According to real-time text alerts sent by SpaceX, the road to Boca Chica was closed on March 3 (the day before the land swap hearing), March 7, March 11, March 14, March 25, March 27, and April 5.
For Alex Ortiz, that practice poses yet another troubling question: “There’s a constitutional right to beach access in Texas. So it feels different if there’s repeated closures to a beach in a state park.” (The late René Oliveira, then a Brownsville state representative, passed a bill a decade ago allowing SpaceX to effectively undermine the state’s six-decades-old Open Beaches Act.)

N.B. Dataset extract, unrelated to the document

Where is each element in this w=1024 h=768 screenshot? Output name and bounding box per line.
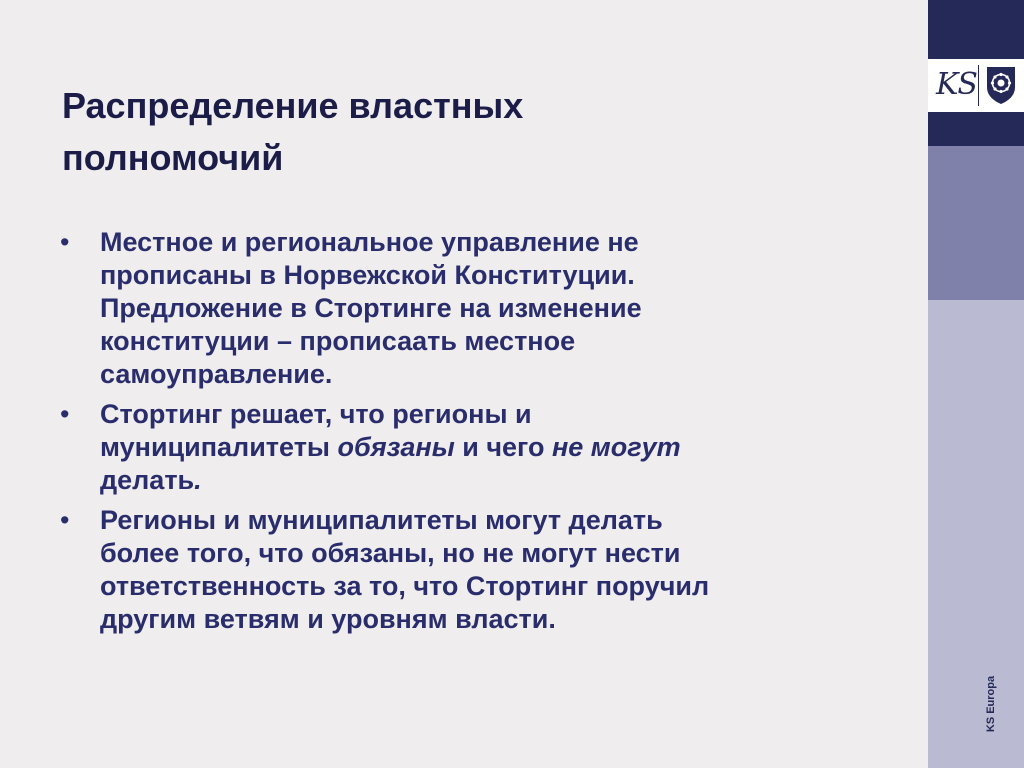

To Valley activist Emma Guevara, a Sierra Club local community organizer, it already seems like “SpaceX is in charge.” She says many local residents are deterred from visiting the public beach at all, because SpaceX has so many “crazy beach and road closures.”
“You have to sign up for alerts and the system is not always accurate,” she said. “Our whole argument is … the more land they get, the more control they’ll have over that area until they have complete control. They pretty much do now because the county supports them.”
Editor’s Note: Olive Hershey is on the board of directors of the Jacob and Terese Hershey Foundation, which is a financial supporter of the Texas Observer.
Clarification: This story has been updated to reflect that Texas ranks 35th in park acreage per capita based on state parks alone and 28th including state and national parks.